Я не утерпел перед соблазном забежать далеко вперед и упомянуть о дальнейшей судьбе «Жизели», но, разумеется, в тот день, когда мне выдалось счастье увидать этот балет впервые, я, тогда еще безбородый юнец, не мог себе вообразить все, что должно было произойти. И на сей раз я не увлекся артисткой, исполнявшей роль Жизели, а именно самой «Жизелью», всей печальной историей героини. Исключительная прелесть этого балета заключается именно в истории совершенно неправдоподобной и все же с полной убедительностью переданной в необычайно сжатой форме «милым Тео», ставшим с тех пор одним из моих идеалов, а в одном случае и прямым вдохновителем: сюжет моего «Павильона Армиды» навеян одной фантастической повестью Теофиля Готье. Впрочем, не следует умалять и значение музыки Адана. Она не принадлежит к первоклассным шедеврам, она не может идти в сравнение с музыкой Делиба (или Чайковского), но два-три номера до того удачны и милы, это такие находки, что именно они в значительной мере способствуют какому-то исключительному воздействию балета на зрителей. Особенно это касается знаменитого аллегро-луре, в котором при первом его появлении столько любовной нежности, так передано любовное счастье и которое при репризе (в сцене сумасшествия) вызывает почти невыносимо щемящее чувство. Пожалуй, не найти чего-либо, что так бы заражало настроением, как эта, как будто простенькая и все же единственная в своем роде мелодийка… В описываемый период я уже совершенно отвык от слез; тем не менее мелодия аллегро-луре (равно как и некоторые вальсы Шуберта в обработке Листа) неизменно вызывали во мне известное «щипание в носу», и я должен был удерживаться, чтобы не разрыдаться.
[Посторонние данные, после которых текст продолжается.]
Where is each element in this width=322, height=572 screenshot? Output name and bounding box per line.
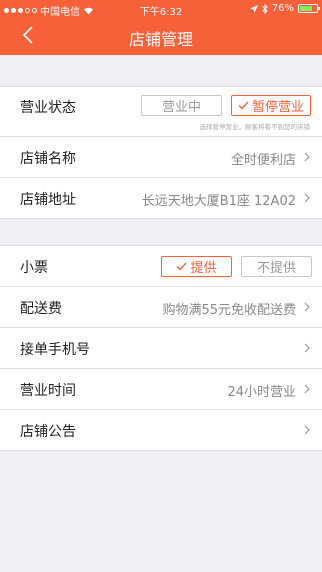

Глава 11. Казенная гимназия

Меня определили в гимназию Императорского «Человеколюбивого общества». Выбор мамой этого заведения объяснялся двумя обстоятельствами: во-первых, тем, что оно было горячо рекомендовано ее подругой Терезой Бентковской (Тереза Федоровна Бентковская была дочерью знаменитого художника Ф. А. Бруни), двое сыновей которой в нем уже учились, во-вторых же, гимназия эта находилась на очень близком расстоянии от нашего дома. Однако мне она с первого же дня не понравилась, и эту антипатию я сохранил в течение всех пяти лет, в ней проведенных. Суммируя свои впечатления, я думаю, что она особенно претила моему вкусу, что в ней был какой-то специфический – «слишком русский» – дух. Позже, когда я в литературе и в театре, в изображениях Гоголя, Островского, Щедрина познакомился с тем, что представляла собой типично русская жизнь, типичные русские чиновники, типичный быт мещанский, то я во всем этом узнавал именно дух и, так сказать, тон моей первой гимназии. С другой стороны, мне кажется, что в какое бы казенное заведение меня ни определили, – я бы там страдал не менее, и как раз не от каких-либо особенностей данного учреждения, а от всей казенщины вообще, к которой я уже тогда чувствовал непреодолимое отвращение.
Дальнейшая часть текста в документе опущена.